Текст книги "Голоса"
Автор книги: Александр Житинский
Жанр: Социальная фантастика, Фантастика
Возрастные ограничения: +16
сообщить о неприемлемом содержимом
Текущая страница: 7 (всего у книги 7 страниц)
Глава 12
Письма и телеграммы. Метод участия. Светлана Чижова. Нити и ниточки. Вот в чем штука!
Утром следующего дня, перед тем как идти вновь упорядочивать свое поле, составляя на нем пирамидки льна, Митя заглянул в светелку. Он надеялся найти в шкафу, полном всяческого хлама, какие-нибудь рукавицы, чтобы не так саднили руки. Митя открыл шкаф и еще раз провел беглую инвентаризацию имеющегося там барахла. Подкова, царский серебряный рубль, половина вилки, моток капроновой лески, ржавые гвозди, шуруп со сбитым шлицем, подлокотник от кресла, целлулоидный черный козырек от фуражки…

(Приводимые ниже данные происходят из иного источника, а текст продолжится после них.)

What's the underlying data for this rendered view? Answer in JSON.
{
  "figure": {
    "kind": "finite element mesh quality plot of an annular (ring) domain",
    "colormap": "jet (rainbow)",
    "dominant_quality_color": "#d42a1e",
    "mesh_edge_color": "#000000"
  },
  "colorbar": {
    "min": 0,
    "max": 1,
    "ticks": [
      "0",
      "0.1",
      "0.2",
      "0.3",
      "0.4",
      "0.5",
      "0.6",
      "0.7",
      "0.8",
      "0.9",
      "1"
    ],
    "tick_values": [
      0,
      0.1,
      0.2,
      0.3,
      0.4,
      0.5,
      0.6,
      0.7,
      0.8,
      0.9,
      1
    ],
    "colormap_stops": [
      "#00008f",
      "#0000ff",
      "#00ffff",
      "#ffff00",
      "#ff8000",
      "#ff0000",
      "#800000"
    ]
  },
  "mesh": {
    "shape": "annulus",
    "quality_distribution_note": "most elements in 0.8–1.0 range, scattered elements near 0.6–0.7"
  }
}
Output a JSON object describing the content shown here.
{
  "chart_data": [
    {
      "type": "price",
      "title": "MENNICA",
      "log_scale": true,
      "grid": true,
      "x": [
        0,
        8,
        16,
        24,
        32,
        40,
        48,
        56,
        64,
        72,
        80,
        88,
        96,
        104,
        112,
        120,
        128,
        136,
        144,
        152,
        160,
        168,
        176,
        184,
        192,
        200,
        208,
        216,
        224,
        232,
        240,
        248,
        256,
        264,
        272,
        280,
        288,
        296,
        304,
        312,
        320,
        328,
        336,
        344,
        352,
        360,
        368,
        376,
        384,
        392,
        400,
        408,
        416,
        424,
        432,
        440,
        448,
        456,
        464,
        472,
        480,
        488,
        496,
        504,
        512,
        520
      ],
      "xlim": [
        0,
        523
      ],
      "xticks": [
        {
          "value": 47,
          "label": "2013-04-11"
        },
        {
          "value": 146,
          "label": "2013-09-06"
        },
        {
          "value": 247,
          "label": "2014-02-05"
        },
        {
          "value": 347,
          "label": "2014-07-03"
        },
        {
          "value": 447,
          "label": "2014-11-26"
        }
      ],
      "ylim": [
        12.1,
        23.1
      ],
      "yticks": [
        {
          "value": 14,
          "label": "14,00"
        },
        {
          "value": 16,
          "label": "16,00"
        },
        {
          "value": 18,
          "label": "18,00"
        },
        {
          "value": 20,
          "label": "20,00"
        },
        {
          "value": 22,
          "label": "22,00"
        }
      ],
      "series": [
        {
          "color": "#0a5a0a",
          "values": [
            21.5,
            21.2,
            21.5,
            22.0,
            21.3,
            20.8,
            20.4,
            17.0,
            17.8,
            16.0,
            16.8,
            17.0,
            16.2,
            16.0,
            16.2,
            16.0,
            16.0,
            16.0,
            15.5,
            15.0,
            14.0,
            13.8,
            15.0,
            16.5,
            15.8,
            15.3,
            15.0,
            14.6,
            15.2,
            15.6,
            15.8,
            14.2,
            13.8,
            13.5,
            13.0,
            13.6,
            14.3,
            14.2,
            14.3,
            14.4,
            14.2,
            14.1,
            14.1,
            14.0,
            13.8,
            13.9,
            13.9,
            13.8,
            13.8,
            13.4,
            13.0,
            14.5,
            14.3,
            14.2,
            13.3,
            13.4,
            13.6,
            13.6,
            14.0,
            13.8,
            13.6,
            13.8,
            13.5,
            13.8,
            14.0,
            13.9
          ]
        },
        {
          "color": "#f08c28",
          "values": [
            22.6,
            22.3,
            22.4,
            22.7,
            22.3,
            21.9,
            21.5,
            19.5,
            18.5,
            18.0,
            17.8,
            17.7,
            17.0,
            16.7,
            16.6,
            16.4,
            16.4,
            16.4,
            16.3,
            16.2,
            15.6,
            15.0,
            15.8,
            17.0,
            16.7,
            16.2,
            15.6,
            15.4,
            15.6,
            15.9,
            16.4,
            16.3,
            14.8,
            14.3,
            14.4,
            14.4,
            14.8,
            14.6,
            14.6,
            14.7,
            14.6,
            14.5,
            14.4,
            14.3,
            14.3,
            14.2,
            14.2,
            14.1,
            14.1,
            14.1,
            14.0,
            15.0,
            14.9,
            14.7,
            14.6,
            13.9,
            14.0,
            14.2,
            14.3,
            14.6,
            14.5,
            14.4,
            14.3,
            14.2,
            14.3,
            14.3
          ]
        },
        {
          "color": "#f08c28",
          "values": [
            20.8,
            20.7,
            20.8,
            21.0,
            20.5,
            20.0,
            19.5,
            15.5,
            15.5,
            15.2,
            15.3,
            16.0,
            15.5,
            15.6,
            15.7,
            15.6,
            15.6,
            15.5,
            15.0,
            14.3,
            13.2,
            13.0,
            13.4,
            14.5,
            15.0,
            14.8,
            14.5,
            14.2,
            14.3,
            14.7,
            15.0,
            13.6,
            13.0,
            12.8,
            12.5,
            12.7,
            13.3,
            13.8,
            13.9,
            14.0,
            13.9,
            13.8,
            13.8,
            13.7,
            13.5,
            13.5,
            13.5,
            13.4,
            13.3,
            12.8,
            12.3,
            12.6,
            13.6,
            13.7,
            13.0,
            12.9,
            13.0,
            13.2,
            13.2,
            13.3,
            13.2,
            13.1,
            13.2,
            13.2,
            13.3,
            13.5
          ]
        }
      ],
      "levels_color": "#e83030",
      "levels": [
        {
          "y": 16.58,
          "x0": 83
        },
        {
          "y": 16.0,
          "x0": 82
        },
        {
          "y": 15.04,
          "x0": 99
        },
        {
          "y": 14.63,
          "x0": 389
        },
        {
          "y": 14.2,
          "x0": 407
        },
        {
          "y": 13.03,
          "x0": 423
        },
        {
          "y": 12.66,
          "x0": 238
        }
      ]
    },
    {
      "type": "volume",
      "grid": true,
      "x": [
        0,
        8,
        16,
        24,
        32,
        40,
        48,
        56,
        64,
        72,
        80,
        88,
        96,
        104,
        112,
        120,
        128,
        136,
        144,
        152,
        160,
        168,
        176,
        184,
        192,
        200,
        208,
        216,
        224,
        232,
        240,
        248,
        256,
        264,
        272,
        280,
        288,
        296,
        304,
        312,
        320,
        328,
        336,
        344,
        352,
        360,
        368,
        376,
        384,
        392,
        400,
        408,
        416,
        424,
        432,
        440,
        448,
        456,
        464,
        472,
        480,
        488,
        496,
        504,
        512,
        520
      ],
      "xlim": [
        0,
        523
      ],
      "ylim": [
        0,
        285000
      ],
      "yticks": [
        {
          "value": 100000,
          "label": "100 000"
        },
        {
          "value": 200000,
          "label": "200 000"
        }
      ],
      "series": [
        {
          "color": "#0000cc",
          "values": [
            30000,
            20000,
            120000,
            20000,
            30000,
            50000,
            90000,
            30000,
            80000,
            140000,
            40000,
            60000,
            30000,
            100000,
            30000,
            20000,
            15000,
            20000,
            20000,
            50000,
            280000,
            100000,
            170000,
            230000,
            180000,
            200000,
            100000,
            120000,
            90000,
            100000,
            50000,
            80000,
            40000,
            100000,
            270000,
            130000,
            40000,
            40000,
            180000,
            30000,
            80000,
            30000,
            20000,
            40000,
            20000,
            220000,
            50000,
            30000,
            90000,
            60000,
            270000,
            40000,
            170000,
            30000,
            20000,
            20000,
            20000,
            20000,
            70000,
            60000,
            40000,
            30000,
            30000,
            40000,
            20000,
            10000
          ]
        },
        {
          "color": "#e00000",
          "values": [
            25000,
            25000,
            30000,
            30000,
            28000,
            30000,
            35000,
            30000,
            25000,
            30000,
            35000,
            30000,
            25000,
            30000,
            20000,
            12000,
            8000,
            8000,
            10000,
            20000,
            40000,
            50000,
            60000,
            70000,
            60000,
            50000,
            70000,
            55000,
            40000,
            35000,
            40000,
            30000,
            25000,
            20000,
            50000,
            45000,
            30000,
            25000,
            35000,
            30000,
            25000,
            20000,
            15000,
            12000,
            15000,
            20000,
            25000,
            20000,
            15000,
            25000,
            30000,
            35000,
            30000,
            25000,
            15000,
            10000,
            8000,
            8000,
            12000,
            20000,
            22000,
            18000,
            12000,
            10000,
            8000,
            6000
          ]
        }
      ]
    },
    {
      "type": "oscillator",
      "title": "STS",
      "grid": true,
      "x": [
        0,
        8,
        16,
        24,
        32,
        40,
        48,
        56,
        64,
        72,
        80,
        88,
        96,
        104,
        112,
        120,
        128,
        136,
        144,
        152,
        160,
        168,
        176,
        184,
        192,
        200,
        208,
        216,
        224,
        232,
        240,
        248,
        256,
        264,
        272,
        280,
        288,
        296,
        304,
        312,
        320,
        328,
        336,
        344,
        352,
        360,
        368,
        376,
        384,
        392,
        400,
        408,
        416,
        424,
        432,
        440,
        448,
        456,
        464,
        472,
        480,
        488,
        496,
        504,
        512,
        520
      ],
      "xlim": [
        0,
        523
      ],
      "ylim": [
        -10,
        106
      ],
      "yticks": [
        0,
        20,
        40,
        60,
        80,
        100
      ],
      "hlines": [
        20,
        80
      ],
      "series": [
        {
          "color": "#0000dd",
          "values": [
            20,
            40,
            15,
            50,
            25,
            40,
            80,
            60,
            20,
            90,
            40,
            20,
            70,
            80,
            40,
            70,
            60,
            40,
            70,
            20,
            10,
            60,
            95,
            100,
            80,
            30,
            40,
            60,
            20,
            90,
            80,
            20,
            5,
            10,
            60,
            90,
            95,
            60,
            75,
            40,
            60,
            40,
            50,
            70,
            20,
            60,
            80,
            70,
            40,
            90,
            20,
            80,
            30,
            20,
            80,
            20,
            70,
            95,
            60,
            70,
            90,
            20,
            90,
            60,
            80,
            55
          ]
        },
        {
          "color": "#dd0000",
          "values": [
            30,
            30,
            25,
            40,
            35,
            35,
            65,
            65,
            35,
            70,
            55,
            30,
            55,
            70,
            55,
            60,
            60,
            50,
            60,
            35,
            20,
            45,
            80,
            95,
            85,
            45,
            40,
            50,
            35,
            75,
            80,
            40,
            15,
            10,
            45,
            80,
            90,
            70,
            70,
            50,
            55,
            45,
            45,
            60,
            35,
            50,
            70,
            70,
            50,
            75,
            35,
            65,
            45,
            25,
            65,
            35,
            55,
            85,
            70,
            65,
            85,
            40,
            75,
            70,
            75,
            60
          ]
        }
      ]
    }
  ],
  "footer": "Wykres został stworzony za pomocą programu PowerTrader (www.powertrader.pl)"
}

Митя выдвинул ящик, потом другой. Во втором ящике он нашел россыпь нераспечатанных конвертов с адресами. Митя вытащил одно письмо и прочитал адрес. Письмо было адресовано в студенческий спортивный лагерь, в Городище, находившееся, как знал Митя, километрах в восьми за лесом. Штемпель на конверте указывал, что письмо пришло на почту неделю назад. Митя вытряхнул ящик на кровать и стал изучать штемпели. В россыпи были письма десятидневной давности, недельные, совсем недавно полученные, а среди них несколько телеграмм, написанных от руки и незапечатанных. Все телеграммы были направлены на имя некоей Светланы Чижовой. В телеграммах сообщалось последовательно: «ПРИЕЗЖАЙ МАМА БОЛЬНИЦЕ БАБУШКА», «СРОЧНО ВЫЕЗЖАЙ МАМЕ ПЛОХО БАБУШКА», «СВЕТИК МАМЕ СОВСЕМ ХУДО ТОРОПИСЬ БОЮСЬ БЕДЫ». Последняя телеграмма была датирована вчерашним числом.
Митя в растерянности посмотрел на груду. В светелке было тихо и полутемно, только на оконном стекле жужжала толстая черная муха, упираясь в невидимую преграду. Мите показалось, что россыпь писем шевелится, шепчет что-то неразборчивое, голоса перебивают друг друга, точно все слова и сообщения, находившиеся в запечатанных конвертах, сами собой вырвались наружу и окружили Митю плотным шелестящим облаком. Тут Митя и ощутил осязаемость этого поля, о котором думал не переставая уже несколько дней. Он вслушивался в беззвучные голоса и в этот миг представил себя самого в виде полюса, вбирающего силовые линии поля. Сообщения замыкались на Мите. Когда он подумал о том, сколько индивидуальных и незнакомых ему и друг другу судеб собрались сейчас в горке конвертов, то еще раз незаметно порадовался правильности своей догадки о поле сознания, но одновременно почувствовал срочную необходимость что-то предпринять. Он один был в этот момент мостиком, соединявшим чужие проявления мысли и чувств. От Мити зависела нерушимость поля.
– Елки зеленые! – пробормотал Митя. – Какой гад!
Эти слова относились к почтальону Витьке, который проявил преступную халатность и лень, не доставив письма по адресу. Митя выскочил в сени, открыл дверь во двор и крикнул в полумрак по направлению к сеновалу:
– Витька! Ты здесь?
Ответом ему было молчание. Двор пустовал, вся живность была на пастбищах и прогулках. Витькин мотороллер отсутствовал.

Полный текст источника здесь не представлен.